Einig gegen Trump – really?

Nach dem Debakel beim G-7-Gipfel will sich die EU zusammenraufen. “Jetzt ist Einheit gefragt, wir lassen uns nicht über den Tisch ziehen”, sagt sogar Kanzlerin Merkel. Doch werden den schönen Worten diesmal auch Taten folgen?

Unbedingt, meinen die einen. Die EU habe keine andere Wahl, und Merkel sei auch schon eingeschwenkt. Wegen Trump (und Italien) gehe die Kanzlerin bereits auf Frankreich zu, schreibt J. Quatremer in “Libération”.

Dazu passt allerdings schlecht, dass sich Merkel wieder als “Leader of the free world” feiern lässt. Das regierungsamtliche Foto, auf dem sie Trump eine Standpauke zu halten scheint, wird auf allen Kanälen ausgeschlachtet.

Und die Angebote, die Merkel an Präsident Macron gemacht hat, lassen kein Umdenken erkennen. Sie sind bloß ein Neuaufguss alter Pläne. In Paris ist man damit nicht zufrieden, wie Finanzminister Le Maire in einer “Ruck-Rede” klar machte.

Erschwerend kommt hinzu, dass Trumps Drohungen gegen Deutschland gerichtet sind – und offenbar auf eine Spaltung der EU zielen. Kommissionschef Juncker versucht zwar, im Namen der gesamten EU dagegenzuhalten.

Doch derzeit ist nicht ersichtlich, ob Merkel dem amerikanischen Druck nachgeben und die EU-Front aufweichen wird – oder ob Macron die neue Lage nutzt, um von Merkel weiteres Entgegenkommen bei der EU-Reform zu verlangen.

Klar ist nur, dass Berlin und Brüssel den Gesprächsfaden zu Washington nicht abreißen lassen wollen, um einen Handelskrieg zu verhindern, während Paris versucht, die EUropäer auf Widerstand einzuschwören.

Klar ist auch, dass einige EU-Länder versuchen, aus der neuen Lage Profit zu schlagen. So ist die neue italienische Regierung offenbar Trumps Charmeoffensive erlegen; Premier Conte will bald nach Washington fliegen.

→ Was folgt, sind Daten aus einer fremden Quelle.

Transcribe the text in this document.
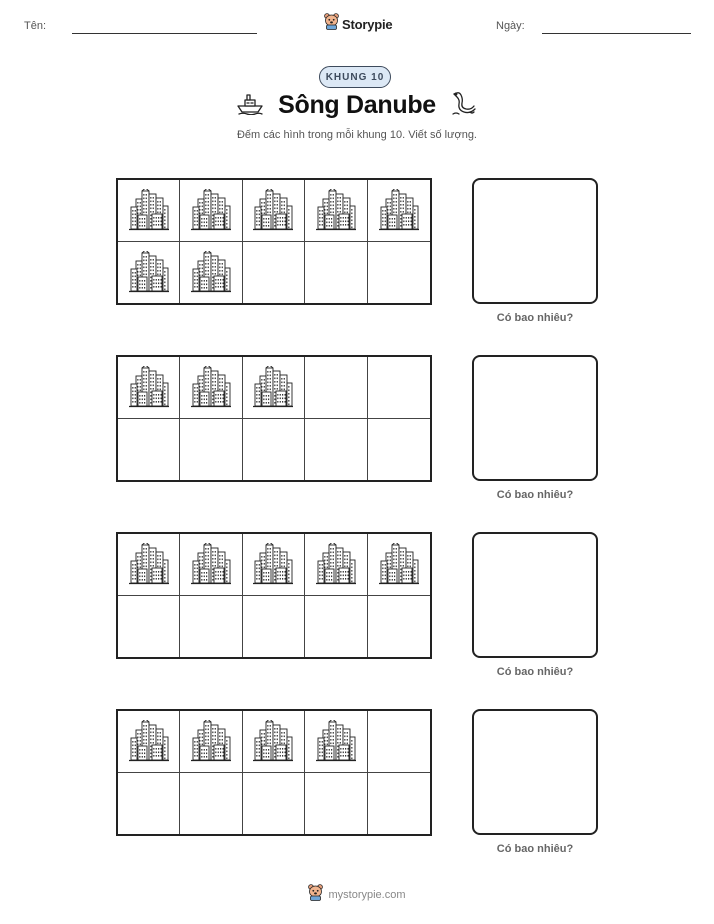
Tên:	Storypie	Ngày:
KHUNG 10
Sông Danube
Đếm các hình trong mỗi khung 10. Viết số lượng.
Có bao nhiêu?
Có bao nhiêu?
Có bao nhiêu?
Có bao nhiêu?
mystorypie.com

Und die polnische Regierung bietet sich den USA sogar als “Mittler” an. Polens Ministerpräsident Morawiecki hat die wachsende Kluft zwischen der EU und den USA sogar als “große Chance” für sein Land bezeichnet…

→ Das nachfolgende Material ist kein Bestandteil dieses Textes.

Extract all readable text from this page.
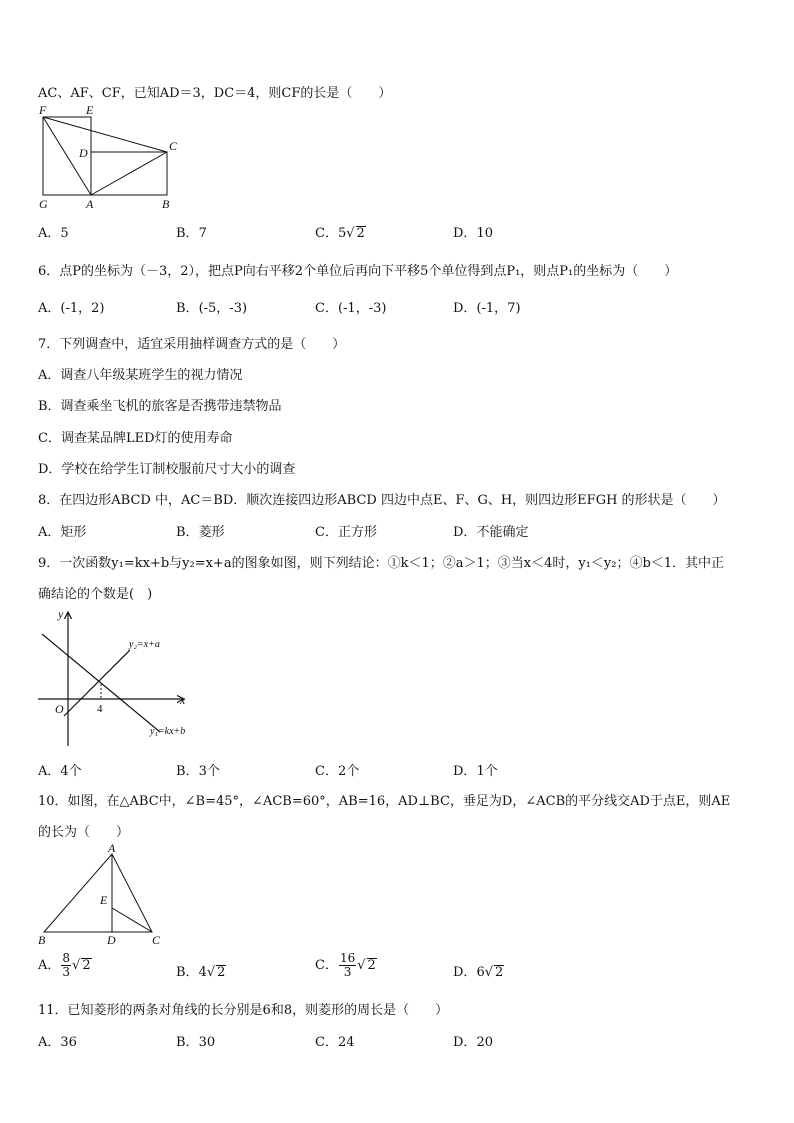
AC、AF、CF，已知AD＝3，DC＝4，则CF的长是（　　）
F	E
D	C
G	A	B
A．5	B．7	C．5√ 2	D．10
6．点P的坐标为（－3，2），把点P向右平移2个单位后再向下平移5个单位得到点P₁，则点P₁的坐标为（　　）
A．(-1，2)	B．(-5，-3)	C．(-1，-3)	D．(-1，7)
7．下列调查中，适宜采用抽样调查方式的是（　　）
A．调查八年级某班学生的视力情况
B．调查乘坐飞机的旅客是否携带违禁物品
C．调查某品牌LED灯的使用寿命
D．学校在给学生订制校服前尺寸大小的调查
8．在四边形ABCD 中，AC＝BD．顺次连接四边形ABCD 四边中点E、F、G、H，则四边形EFGH 的形状是（　　）
A．矩形	B．菱形	C．正方形	D．不能确定
9．一次函数y₁=kx+b与y₂=x+a的图象如图，则下列结论：①k＜1；②a＞1；③当x＜4时，y₁＜y₂；④b＜1．其中正
确结论的个数是(　)
y
x
O
y₂=x+a
y₁=kx+b
4
A．4个	B．3个	C．2个	D．1个
10．如图，在△ABC中，∠B=45°，∠ACB=60°，AB=16，AD⊥BC，垂足为D，∠ACB的平分线交AD于点E，则AE
的长为（　　）
A
E
B	D	C
A． $\frac{8}{3}$ √ 2	B．4√ 2	C． $\frac{16}{3}$ √ 2	D．6√ 2
11．已知菱形的两条对角线的长分别是6和8，则菱形的周长是（　　）
A．36	B．30	C．24	D．20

Siehe auch “In Trumps Falle getappt – schon wieder”

WATCHLIST:

  • Jetzt redet Rutte. Der niederländische Premier stellt im Europaparlament seine Sicht auf die EU und die Weltlage dar. Zuletzt hat er sich als eine Art Anti-Macron positioniert – und wurde von Merkel und Altmaier hofiert. Denn mit Ruttes Hilfe könnten sie beim EU-Gipfel Ende Juni Macrons Visionen ausbremsen. Ein aktuelles Porträt (auf englisch) steht hier

WAS FEHLT:

  • Die “Einigung” mit dem “Raketenmann”. Worauf hat sich US-Präsident Trump denn überhaupt mit dem nordkoreanischen Diktator verständigt? Auf schöne Bilder – oder mehr? Warten wir es ab. Wie wir vom G-7-Gipfel in Kanada wissen, sind Trumps Erklärungen das Papier nicht wert, auf dem sie stehen. Keep your eyes on Twitter…

RÜCKBLICK:

  • Frankreich überholt Deutschland, hieß es in diesem Blog vor einem Jahr: Ausgerechnet deutsche Ökonomen zeichneten ein rosiges Bild der Wirtschaft. Tatsächlich hat sich Frankreich erholt, doch von Überholen kann (noch) keine Rede sein.